Proposed catalytic cycle for the WT AcHACL-catalyzed reaction.

Figure 5

Active site architecture of AcHACL and enzyme homologs.A, the size of the active site of AcHACL is restricted by the E493-containing α-helix (light green) and the C-terminal lid domain (dark green). The enzyme residues interacting with the 2-HIB residue are colored in green and yellow according to the protein chain from which they originate. The modeled first intermediate is shown in light blue. Hydrogen bonds between the 2-HIB residue and the protein are shown as dashed black lines. B, superposition of the crystal structures of AcHACL (green) and BsALS (beige, PDB ID: 4RJI) with the AlphaFold model of HsHACL2 (violet, AF-A1L0T0-F1) shows that the active site α-helix is in a closed conformation for all three structures. Residue E493 forms an interaction with the 2-hydroxyl group of the first intermediate (light blue) in AcHACL, whereas HsHACL2 and BsALS have an isoleucine and valine residue, respectively, at this position that prevents H-bonding interactions. However, in HsHACL2 and several related enzymes, a glutamic acid is present three residues later (one helix turn) in the sequence within the α-helix (Fig. S3), which is possibly involved in substrate interactions. In BsALS, the enzymatic mechanism is different, but the glutamine residue Q487 is located next to the AcHACL intermediate within the superimposed structures, thereby illustrating a possible interaction mechanism for HACL enzymes that is highlighted as dashed red line.

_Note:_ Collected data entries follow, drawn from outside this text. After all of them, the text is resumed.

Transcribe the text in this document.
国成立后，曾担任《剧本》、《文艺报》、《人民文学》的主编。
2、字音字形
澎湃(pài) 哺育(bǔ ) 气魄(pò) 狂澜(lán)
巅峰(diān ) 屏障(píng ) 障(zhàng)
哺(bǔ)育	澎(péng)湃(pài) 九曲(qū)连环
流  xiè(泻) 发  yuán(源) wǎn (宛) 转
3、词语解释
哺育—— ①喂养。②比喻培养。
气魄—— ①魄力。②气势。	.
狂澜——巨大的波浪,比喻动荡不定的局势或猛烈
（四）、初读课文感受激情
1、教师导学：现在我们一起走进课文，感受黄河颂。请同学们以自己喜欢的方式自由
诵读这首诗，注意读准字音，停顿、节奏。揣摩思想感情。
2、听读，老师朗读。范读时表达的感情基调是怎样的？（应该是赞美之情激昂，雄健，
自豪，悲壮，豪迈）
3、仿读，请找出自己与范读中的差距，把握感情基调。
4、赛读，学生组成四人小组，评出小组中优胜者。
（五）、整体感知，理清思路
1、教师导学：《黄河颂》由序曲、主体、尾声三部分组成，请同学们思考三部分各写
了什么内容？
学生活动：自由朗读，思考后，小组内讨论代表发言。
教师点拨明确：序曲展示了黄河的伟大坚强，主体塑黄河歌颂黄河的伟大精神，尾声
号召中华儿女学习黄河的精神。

Values refer to atomic distance in Å. C–E, zoom into the active site of the superposition of the second intermediate bound AcHACL crystal structure with the crystal structures of (C) BsALS in complex with a 2-lactyl bound ThDP intermediate (PDB ID: 4RJK), (D) RuHACL in complex with the cofactor analog TzDP (PDB ID: 6XN8) and (E) OfOXC with covalently bound second intermediate (PDB ID: 2JI7). The ligands and ligand interacting amino acids are colored in beige, orange, and brown, respectively, for the structural homologs.